Seis “ecopontos” receberão entulhos e outros resíduos de pequenos geradores em Salvador

Fonte: Da redação

Crédito da Foto: Divulgação/Agecom

Seis “ecopontos” para descarte de entulho, restos de poda e cacarecos, a exemplo de móveis e eletrodomésticos velhos, estarão em pleno funcionamento na cidade até o final do ano. Está aberto ao público o ecoponto localizado no Itaigara, atrás do Hiperposto, onde pequenos geradores desses resíduos podem fazer o descarte regular, evitando acúmulo desses materiais pela cidade. O espaço funciona de segunda a sábado, das 7h às 17h. Serão instalados novos ecopontos no Vale da Muriçoca (Federação), Curralinho (Boca do Rio), Sussuarana, e em outros locais ainda em definição, sob coordenação da Limpurb.

Nos ecopontos é possível fazer o descarte de até 2 m³ de resíduos. Acima disso, o produtor precisa contratar serviço especializado para o descarte no aterro de inertes, localizado próximo ao viaduto de Águas Claras. Descartar esses materiais em vias públicas é prática irregular e passível de multa, que pode variar entre R$ 800 (pequenos geradores) a R$ 2,4 mil (grandes geradores). No caso de empresas que cometem a infração, as penalidades podem incluir apreensão de veículos usados na prática irregular e outros equipamentos. Além do pagamento da multa, a empresa também é responsável pela coleta do material que foi dispensado em vias públicas irregularmente.
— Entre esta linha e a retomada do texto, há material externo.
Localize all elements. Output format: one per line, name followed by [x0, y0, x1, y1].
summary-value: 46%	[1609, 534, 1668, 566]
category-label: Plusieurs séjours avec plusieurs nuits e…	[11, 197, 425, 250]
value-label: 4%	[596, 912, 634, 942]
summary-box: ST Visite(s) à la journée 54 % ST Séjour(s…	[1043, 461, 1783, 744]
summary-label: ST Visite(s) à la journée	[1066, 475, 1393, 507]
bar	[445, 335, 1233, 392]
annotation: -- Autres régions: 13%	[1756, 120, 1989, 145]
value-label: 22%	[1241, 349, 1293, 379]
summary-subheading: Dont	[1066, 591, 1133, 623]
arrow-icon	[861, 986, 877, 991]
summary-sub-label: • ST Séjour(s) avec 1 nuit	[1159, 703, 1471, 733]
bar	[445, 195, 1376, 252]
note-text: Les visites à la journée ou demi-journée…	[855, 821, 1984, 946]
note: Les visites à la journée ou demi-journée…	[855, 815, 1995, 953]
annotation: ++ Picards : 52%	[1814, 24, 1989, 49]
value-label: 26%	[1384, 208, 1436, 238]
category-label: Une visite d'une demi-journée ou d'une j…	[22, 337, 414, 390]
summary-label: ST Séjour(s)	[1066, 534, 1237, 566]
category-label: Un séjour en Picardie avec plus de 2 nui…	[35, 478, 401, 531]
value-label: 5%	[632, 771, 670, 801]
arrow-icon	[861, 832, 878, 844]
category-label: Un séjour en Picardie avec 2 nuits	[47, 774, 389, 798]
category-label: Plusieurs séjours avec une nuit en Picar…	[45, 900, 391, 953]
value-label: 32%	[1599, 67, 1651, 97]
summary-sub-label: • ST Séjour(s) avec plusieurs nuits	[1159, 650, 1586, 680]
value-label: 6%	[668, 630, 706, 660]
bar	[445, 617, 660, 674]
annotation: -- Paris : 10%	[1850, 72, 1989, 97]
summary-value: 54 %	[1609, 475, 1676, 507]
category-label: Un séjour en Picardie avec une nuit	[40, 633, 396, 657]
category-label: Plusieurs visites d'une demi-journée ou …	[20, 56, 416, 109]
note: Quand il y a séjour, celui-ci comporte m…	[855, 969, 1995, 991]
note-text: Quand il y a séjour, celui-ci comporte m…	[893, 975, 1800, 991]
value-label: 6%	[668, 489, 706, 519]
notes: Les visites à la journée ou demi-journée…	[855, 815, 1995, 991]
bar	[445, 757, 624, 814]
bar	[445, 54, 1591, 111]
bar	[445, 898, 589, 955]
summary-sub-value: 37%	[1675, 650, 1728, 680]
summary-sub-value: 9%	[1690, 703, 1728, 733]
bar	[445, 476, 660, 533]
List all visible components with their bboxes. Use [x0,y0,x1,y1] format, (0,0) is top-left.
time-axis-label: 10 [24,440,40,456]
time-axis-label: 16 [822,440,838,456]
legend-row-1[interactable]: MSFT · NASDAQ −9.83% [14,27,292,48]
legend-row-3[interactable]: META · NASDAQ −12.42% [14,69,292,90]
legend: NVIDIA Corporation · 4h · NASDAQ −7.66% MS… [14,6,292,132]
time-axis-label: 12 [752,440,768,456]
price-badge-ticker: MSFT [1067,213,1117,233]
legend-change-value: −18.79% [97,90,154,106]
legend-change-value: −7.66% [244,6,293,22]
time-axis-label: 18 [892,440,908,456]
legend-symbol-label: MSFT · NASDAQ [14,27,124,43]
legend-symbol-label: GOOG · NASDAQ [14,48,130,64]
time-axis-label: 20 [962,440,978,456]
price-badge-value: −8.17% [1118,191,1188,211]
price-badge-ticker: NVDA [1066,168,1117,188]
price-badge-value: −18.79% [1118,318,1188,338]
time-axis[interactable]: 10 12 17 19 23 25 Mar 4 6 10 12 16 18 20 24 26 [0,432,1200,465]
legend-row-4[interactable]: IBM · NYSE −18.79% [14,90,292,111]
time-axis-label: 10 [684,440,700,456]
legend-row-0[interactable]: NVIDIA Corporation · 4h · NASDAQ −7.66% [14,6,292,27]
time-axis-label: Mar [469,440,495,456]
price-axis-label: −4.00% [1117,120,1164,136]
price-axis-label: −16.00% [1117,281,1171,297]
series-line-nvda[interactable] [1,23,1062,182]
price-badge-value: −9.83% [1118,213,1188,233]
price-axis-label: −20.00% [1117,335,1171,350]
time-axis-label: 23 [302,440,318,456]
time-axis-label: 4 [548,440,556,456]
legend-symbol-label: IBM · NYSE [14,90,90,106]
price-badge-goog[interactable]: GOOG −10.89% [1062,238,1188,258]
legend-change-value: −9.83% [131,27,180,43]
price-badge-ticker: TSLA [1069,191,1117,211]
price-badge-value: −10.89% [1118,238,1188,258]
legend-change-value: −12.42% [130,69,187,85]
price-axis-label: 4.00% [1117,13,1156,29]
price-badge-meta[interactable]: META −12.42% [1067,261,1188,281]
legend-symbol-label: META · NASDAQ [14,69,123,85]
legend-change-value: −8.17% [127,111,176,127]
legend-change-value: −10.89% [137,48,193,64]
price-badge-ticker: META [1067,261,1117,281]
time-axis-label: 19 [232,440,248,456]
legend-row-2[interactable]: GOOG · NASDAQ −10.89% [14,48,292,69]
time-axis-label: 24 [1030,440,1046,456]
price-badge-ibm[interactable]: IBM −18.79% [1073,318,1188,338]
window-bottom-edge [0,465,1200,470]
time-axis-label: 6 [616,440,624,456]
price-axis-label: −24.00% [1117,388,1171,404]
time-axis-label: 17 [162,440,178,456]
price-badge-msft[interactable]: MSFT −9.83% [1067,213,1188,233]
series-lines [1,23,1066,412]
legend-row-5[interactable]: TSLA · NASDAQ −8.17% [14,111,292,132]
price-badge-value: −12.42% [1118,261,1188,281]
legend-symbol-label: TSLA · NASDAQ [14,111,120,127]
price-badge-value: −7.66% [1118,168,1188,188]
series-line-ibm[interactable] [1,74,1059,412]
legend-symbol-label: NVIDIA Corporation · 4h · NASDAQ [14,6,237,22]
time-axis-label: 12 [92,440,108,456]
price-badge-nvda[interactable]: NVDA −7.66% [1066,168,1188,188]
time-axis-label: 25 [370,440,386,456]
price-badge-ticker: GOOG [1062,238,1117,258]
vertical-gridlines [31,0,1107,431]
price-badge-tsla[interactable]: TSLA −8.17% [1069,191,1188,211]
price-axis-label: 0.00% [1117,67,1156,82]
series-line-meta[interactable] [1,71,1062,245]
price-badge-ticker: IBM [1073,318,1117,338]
O presidente da Limpurb, Tiago Correia, afirma os ecopontos resolverão problemas de acúmulo em áreas como Cidade Jardim, Curralinho, Abaeté e Piatã, por exemplo. “O descarte nos ecopontos acontece com controle. Um fiscal anota a placa do veículo que faz esse descarte para evitar, por exemplo, que um grande gerador faça várias descargas de entulho num mesmo dia, em pequenos volumes. O grande gerador tem de contratar serviço especializado, e é importante também que se cobre da empresa contratada um comprovante do descarte regular no aterro de inerte para evitar que o resíduo seja descarregado em qualquer lugar, sem preocupação com a cidade”, acrescenta Correia.